We’ve all had days were we feel like we can run forever and other days where we feel like the first 10 steps were 10 too many. While there are a lot of factors that go into how well you can run including sleep, stress, and diet, but one of the most over-looked factors is how much oxygen is getting to your hard-working muscles.
By learning to breath properly, you can run for longer distances and will feel better as you run. Most people only use the top third of their lungs for breathing which means they are not getting the full potential from their lungs. As you run, breathe in deeply and fill your entire lungs with air and allow your diaphragm and ribcage to expand to accommodate it.
It will take time to learn this breathing technique, so don’t give up. You can also help to improve your breathing techniques and lung capacity by cross-training with pilates and yoga. Another tip to learning to breath from your diaphragm is to breath in rhythm with your steps.
Begin with a normal-paced jog, and start counting steps while you breath. You should be able to take 3 to 4 steps on each inhale and exhale. When you run faster, it will become 1 breath per 1 to 2 steps. Finding this running and breathing rhythm will help you run for longer, and will decrease any dizziness you feel while running because it ensures that your muscles are staying properly oxygenated.

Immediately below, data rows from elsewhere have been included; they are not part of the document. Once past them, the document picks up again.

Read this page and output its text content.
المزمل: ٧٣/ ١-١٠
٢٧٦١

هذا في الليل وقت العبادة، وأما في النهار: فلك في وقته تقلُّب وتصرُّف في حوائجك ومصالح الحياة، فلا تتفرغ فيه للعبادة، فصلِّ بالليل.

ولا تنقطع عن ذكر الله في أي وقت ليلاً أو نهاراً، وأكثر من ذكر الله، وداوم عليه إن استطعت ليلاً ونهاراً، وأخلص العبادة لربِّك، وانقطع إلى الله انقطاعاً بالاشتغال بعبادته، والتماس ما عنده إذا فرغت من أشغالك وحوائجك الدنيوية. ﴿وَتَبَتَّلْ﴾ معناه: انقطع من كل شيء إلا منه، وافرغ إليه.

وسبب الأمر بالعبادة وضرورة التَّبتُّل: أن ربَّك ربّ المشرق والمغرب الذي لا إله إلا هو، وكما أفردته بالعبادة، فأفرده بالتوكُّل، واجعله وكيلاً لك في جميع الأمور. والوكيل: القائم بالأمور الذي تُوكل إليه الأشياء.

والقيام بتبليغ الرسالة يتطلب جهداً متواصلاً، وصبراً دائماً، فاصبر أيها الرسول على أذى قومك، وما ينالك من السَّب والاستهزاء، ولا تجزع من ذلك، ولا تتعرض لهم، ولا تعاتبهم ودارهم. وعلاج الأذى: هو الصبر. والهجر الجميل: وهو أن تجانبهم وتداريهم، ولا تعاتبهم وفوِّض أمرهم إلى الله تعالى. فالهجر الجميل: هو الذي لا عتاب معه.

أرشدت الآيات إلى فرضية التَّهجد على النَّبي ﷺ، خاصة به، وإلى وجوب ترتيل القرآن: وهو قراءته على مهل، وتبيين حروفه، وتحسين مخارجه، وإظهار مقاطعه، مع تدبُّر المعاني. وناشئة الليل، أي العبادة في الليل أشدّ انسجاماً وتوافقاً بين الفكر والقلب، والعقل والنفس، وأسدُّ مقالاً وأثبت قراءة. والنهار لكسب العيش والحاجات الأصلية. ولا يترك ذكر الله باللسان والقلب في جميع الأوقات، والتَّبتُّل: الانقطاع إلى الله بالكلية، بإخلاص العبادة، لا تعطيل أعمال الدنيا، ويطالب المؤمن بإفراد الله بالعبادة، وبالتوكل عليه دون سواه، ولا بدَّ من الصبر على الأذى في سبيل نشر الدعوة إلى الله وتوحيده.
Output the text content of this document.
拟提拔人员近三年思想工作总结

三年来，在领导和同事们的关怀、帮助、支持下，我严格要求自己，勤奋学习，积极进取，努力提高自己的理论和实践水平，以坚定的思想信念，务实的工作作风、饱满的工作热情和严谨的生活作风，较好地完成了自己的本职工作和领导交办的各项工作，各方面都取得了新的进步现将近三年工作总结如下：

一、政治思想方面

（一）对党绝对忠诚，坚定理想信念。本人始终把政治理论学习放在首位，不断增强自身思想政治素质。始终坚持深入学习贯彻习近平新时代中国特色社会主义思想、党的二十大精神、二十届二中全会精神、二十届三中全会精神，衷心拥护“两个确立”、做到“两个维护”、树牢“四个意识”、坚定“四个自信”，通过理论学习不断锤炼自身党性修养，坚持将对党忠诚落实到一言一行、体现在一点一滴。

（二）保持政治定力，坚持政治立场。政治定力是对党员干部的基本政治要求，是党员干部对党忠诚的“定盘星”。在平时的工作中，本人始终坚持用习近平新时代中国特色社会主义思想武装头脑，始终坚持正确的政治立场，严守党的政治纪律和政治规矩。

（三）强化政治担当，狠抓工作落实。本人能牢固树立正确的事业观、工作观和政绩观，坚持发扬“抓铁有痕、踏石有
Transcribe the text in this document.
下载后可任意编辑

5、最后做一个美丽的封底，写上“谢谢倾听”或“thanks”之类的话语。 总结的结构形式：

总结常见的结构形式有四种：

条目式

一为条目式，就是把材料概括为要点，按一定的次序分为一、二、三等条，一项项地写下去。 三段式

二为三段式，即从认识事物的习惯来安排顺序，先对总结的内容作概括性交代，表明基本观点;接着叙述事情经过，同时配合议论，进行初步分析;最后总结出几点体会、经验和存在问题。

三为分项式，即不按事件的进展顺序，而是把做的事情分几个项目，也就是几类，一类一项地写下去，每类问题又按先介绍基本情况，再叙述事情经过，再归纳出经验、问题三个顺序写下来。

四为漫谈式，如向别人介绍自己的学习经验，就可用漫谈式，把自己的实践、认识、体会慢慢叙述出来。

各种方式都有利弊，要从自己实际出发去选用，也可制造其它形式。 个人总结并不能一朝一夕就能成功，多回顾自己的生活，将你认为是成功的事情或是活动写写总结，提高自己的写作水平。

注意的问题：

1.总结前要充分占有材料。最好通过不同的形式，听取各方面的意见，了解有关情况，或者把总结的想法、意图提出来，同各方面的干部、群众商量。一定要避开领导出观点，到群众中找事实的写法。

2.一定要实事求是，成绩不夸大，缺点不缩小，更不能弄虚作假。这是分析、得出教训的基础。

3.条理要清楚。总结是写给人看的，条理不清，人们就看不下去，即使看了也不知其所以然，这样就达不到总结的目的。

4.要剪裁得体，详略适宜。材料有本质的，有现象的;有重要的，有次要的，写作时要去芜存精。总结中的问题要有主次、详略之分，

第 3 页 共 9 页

Breathe differently in cooler temps: It’s important to breathe through your nose while running in chillier weather, because cold air is dry and breathing through your mouth increases the dryness while decreasing the temperature of the air. Since your lungs do not like dry air, you can experience asthma-like symptoms, like wheezing and coughing, when breathing cold air in through your mouth. Breathing through your nose not only filters out air impurities but also warms cool air to body temperature, creating less shock for the lungs to decrease those asthma-like symptoms.
Learn to breathe through your nose: If nose breathing is difficult for you, start experimenting with the technique now before the temperature drops drastically. Breathing through the nose helps you breathe more deeply and efficiently, which will ultimately help your running no matter what the temperature is. If you plan to run in cold temps and have yet to master nose breathing, you can try wearing a bandana (or a shirt that can be pulled up far) over your nose and mouth to help trap the moisture of your breath and humidity in the air before it reaches your lungs.